Bisnis.com, JAKARTA — Ketua Asosiasi Logistik dan Forwarder Indonesia (ALFI) DKI Jakarta Adil Karim mengaku hingga saat ini respons untuk Pemberitahuan Ekspor Barang (PEB) dan Pemberitahuan Impor Barang (PIB) dari Kepabeanan masih lambat.
"Untuk kirim data PEB rata-rata yang baru dapat respon NPE [Nota Pelayanan Ekspor] yang kirim data hari Jumat [16/7/2021] dan Sabtu [17/7/2021] dan belum begitu lancar," ujarnya kepada Bisnis.com, Senin (19/7/2021).
Bahkan, kata Adil, berdasarkan laporan dari anggotanya, banyak PIB yang belum mendapatkan respons Surat Persetujuan Pengeluaran Barang (SPPB) padahal sudah mengajukan sejak 8 Juli 2021.
Selain itu, tambahnya, juga ada juga laporan penolakan atau Nota Pemberitahuan Penolakan (NPP) karena tidak cocok dengan manifest yang telah disampaikan. Transfer PIB tidak terhubung dengan billing yang sudah dibayarkan sehingga mendapatkan NPP.
"Bermacam-macam kasus yang disampaikan anggota kepada saya. Intinya, dokumen baik PEB dan PIB belum mulus sehingga masih terkendala dalam penyampaian dokumen dan respon dari sistem Customs-Excise Information System and Automation [CEISA]," jelasnya.

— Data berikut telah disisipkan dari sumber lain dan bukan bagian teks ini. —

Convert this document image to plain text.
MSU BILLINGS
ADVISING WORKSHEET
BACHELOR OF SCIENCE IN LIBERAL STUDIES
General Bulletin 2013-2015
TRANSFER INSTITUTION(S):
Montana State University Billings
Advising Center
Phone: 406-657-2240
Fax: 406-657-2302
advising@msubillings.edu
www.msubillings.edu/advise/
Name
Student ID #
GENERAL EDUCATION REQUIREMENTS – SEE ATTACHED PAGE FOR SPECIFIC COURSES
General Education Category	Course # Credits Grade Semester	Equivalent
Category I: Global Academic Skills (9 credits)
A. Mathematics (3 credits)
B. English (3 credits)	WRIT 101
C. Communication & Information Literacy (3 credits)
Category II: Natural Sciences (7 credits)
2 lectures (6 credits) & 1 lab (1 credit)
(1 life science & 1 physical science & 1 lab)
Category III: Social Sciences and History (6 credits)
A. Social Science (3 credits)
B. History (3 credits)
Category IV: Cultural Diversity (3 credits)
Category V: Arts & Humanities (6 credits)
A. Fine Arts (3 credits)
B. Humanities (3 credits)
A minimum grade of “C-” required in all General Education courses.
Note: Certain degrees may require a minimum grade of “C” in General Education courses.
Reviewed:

Lebih lanjut Adil menjelaskan, pihak Bea Cukai sebelumnya telah menyampaikan pengumuman bahwa sistem sudah normal kembali. Namun menurutnya, pada kenyataannya masih banyak kendala-kendala yang terjadi di lapangan.
"Tadi pagi aja ada [pengumuman] melalui WhatsApp. Tapi yang terjadi nggak mulus juga responnya di sistem. Akhirnya importir ngejar ke forwarder juga dianggap forwarder nggak konsen karena kan pengumumannya sampe juga ke cargo owner. Agak miris melihatnya karena kalau ekspor, kebanyakan container dititip karena nggak dapat respon NPE dan sampe ganti kapal," tambah Adil.
Sebelumnya, Ketua DPW Asosiasi Perusahaan Bongkar Muat Indonesia (APBMI) DKI Jakarta Juswandi Kristanto juga mengatakan asosiasinya banyak menerima keluhan dari perusahaan bongkar muat (PBM) maupun eksportir dan importir kargo umum di Pelabuhan Priok, akibat gangguan sistem CEISA Bea dan Cukai Kemenkeu.
“Setelah melalui komunikasi dengan pelaku usaha dan berbagai pihak terkait pihak PTP cabang Tanjung Priok dapat memahami bahwa kondisi ini semua bukan kelalaian dari pihak importir atau consignee. Ini semata-mata karena sistem CEISA yang bermasalah sehingga terjadilah penumpukan kargo di lapangan,” ujarnya.
Menurutnya, gangguan pada sistem CEISA mengakibatkan dokumen importasi kargo brakbulk tidak bisa memperoleh SPPB selama sepekan terakhir.
"Akibatnya, consignee khawatir biaya penumpukan untuk kargo breakbulk menjadi sangat tinggi lantaran jika dalam kondisi normal bisa terkena biaya penyimpanan masa ketiga, dan terkena tarif progresif jika SPBB sudah lebih dari 3 hari barangnya tidak dikeluarkan dari pelabuhan," imbuhnya.